Уже погубили свои таланты такие сильные и хорошие мастера, как Гагарин, Ге, Виктор Васнецов, Нестеров, Рябушкин. Отчасти был спутан Врубель, отчасти и Мусатов. Рерих, я опасаюсь, не сумеет вовремя «обмежеваться», понять, в чём именно он хозяин, в чём именно ему дано создать вечное и прекрасное, а поддастся искусу славы, возродителя церковной живописи, вовлечётся в дебри дилетантских имитаций, и останутся похороненными в его душе те образы, которые ему действительно нужно было выяснить, в которых он сказал бы подлинное слово.

Сергей Маковский картинно рассказывает о детстве Рериха, о том, как одинокий мальчик бродил по лесам поместья своего отца и, коллекционируя минералы, роясь в курганах, напал на те видения седой древности, которые определили его художественное творчество. И вот именно характерно, что Рерих, несмотря на своё директорство, несмотря на свои связи и заботы об успехе, остался тем же одиноким, нелюдимым человеком, которому нашёптывают что-то живое только те же камушки, те же леса, те же курганы.

Пусть поэтому он и не вводит в своё искусство того, чего он не знает, того, во что он никогда не всматривается, того, что он никогда не изучал, - человека и всего того, к чему человек возносит свои помыслы.
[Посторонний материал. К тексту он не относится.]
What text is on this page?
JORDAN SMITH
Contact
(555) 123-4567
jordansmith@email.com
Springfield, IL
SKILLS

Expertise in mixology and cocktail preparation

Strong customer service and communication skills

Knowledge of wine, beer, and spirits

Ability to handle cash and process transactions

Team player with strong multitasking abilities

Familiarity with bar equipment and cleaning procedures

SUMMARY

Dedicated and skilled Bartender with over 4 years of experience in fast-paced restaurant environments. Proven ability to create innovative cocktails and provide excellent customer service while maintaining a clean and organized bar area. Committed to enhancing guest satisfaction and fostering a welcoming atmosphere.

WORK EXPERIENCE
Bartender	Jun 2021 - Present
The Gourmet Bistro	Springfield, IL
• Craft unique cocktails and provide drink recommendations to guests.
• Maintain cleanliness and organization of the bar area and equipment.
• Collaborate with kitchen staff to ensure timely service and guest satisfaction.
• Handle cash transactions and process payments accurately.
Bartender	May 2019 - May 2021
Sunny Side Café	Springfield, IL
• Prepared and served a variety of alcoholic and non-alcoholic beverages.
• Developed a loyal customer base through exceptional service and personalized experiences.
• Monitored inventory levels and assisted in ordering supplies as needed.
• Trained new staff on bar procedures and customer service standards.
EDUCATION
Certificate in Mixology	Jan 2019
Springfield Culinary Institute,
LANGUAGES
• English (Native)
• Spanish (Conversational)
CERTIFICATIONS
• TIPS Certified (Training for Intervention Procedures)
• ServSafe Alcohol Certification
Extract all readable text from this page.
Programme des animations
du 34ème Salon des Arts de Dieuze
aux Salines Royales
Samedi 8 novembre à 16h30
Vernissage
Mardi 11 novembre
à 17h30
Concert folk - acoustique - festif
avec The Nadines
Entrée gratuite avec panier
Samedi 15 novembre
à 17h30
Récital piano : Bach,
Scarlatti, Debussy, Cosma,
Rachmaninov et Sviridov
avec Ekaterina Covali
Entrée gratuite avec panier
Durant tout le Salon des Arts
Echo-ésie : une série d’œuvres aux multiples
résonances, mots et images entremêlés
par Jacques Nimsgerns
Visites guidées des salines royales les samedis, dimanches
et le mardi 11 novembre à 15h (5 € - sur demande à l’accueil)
Очень важны и нужны в наше переутомлённое, напыщенное, лживое время его мечты о первобытной свежести, о богопочитании тайн природы. Но, желая видеть его искусство цельным, действительно прекрасным, я позволяю себе дать ему совет не раздваиваться, не возноситься в недоступные сферы, а помнить, что первая забота каждого художника – есть познание самого себя, вникание в своё призвание и что нет ничего опаснее для него, как легкомысленный переход через определённые границы, как честолюбивый дилетантизм.

Цит. по: Речь. 1909. 28 января/ 10 февраля. № 27. С. 2.